What semantic dedup catches that MinHash misses: paraphrases, translated reposts, articles about the same event with different wording. The empirical question is whether removing these helps. Some ablations (Abbas et al. 2023) show modest gains; others show neutral or slight regressions because semantic dedup also removes legitimate diversity (multiple news articles about the same topic from different perspectives).

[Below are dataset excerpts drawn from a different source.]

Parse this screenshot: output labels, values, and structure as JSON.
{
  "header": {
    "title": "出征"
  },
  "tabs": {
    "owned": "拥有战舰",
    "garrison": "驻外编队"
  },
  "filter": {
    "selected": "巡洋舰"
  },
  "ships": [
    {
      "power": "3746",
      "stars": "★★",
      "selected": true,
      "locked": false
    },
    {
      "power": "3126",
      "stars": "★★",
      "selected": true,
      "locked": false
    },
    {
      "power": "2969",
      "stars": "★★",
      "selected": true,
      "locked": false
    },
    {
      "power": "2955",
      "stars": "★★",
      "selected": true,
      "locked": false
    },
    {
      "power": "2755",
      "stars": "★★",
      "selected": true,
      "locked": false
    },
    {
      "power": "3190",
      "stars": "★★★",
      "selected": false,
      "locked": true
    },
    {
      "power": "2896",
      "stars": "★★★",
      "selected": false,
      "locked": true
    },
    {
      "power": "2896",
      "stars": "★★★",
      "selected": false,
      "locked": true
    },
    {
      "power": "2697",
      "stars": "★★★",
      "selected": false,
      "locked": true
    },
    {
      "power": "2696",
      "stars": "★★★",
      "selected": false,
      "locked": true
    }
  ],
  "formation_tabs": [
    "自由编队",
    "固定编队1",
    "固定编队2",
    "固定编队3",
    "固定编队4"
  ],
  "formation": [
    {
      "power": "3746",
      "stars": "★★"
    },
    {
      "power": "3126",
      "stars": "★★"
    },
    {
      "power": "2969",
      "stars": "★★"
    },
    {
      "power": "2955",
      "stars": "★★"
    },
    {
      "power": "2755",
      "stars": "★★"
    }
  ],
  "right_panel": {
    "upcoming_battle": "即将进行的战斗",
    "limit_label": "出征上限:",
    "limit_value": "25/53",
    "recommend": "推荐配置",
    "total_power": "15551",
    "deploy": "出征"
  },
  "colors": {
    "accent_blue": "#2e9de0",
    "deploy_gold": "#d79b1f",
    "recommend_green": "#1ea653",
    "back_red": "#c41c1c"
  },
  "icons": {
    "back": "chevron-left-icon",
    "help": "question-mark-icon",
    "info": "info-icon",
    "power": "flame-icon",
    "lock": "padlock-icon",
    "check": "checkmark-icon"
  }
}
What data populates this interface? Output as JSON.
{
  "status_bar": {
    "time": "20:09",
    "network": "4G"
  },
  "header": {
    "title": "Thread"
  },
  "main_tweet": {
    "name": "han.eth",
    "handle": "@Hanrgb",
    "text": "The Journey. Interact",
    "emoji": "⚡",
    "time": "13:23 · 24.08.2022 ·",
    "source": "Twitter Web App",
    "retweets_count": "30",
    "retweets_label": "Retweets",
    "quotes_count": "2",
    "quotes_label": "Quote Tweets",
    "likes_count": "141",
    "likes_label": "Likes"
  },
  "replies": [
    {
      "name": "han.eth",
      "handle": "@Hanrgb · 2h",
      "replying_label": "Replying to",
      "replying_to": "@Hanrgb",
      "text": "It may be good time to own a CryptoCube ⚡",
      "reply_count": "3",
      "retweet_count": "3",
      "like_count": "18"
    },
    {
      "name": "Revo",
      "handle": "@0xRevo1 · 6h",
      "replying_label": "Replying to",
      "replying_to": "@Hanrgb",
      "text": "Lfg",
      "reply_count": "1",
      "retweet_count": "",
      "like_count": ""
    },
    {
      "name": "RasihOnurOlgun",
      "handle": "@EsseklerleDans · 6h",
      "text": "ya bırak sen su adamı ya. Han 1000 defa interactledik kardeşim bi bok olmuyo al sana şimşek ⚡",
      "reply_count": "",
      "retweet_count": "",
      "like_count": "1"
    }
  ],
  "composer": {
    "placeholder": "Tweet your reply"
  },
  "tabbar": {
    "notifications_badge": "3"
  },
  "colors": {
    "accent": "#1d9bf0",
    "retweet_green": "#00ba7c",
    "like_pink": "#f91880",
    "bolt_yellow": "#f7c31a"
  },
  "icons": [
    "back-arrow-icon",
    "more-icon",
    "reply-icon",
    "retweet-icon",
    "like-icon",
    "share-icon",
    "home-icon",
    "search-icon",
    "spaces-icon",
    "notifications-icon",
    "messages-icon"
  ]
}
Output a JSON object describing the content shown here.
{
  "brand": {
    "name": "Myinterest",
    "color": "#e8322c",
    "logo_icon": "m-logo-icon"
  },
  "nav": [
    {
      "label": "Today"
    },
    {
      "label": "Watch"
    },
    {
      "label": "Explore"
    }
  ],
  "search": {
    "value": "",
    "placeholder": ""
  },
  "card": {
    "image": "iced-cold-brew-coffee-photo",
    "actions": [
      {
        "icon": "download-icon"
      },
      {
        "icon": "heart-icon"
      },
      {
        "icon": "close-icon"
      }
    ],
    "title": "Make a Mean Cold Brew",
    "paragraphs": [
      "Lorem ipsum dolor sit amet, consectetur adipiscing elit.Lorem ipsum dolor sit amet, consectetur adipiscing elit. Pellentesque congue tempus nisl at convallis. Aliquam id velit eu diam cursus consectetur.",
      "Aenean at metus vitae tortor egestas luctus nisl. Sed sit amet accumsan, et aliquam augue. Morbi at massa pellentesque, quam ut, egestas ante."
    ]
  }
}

For specialized fine-tuning corpora — instruction data, retrieval training data — semantic dedup is more clearly worthwhile because the data volume is small enough to make the embedding pass cheap and the diversity stakes per example are higher.
What dedup doesn’t solve
Dedup removes redundant supervision but doesn’t address content quality, factual accuracy, or contamination. A unique low-quality document survives dedup. A unique benchmark example leaked into pretraining survives dedup — that’s the contamination problem, which requires its own detection methods (n-gram match against eval sets, log-prob attacks).
The honest framing: dedup is necessary but not sufficient. It is, however, the cheapest single-step quality improvement available — every team should run it first, before reaching for fancier filters.
Go further
How much of a typical web crawl is actually duplicate?
Roughly 60-80% by token count. Common Crawl alone has ~50% near-duplicates within a single snapshot and another 30-40% cross-snapshot. After exact-content dedup you've cut maybe 20-30%; the bulk of the savings comes from near-duplicate detection at MinHash threshold 0.85 or so.
Why is dedup the highest-leverage filter, ahead of quality classifiers?
A duplicate document trains the model to over-memorize that specific text and over-weight whatever views it expresses. Lee et al. 2021 showed dedup alone reduces memorization by 10× and improves perplexity. Quality classifiers help further but on a deduplicated base; running a quality filter on a duplicated corpus retains the duplicates that score well, multiplying the memorization problem.
What's the difference between MinHash and SimHash exactly?
MinHash estimates Jaccard similarity over sets (typically token n-gram sets). SimHash estimates cosine similarity over weighted feature vectors. Both produce locality-sensitive hashes that bucket similar docs together. MinHash dominates pretraining-scale dedup because Jaccard over n-grams is the right metric for 'mostly-the-same text'; SimHash is more common for shorter document deduplication where weighted features matter more.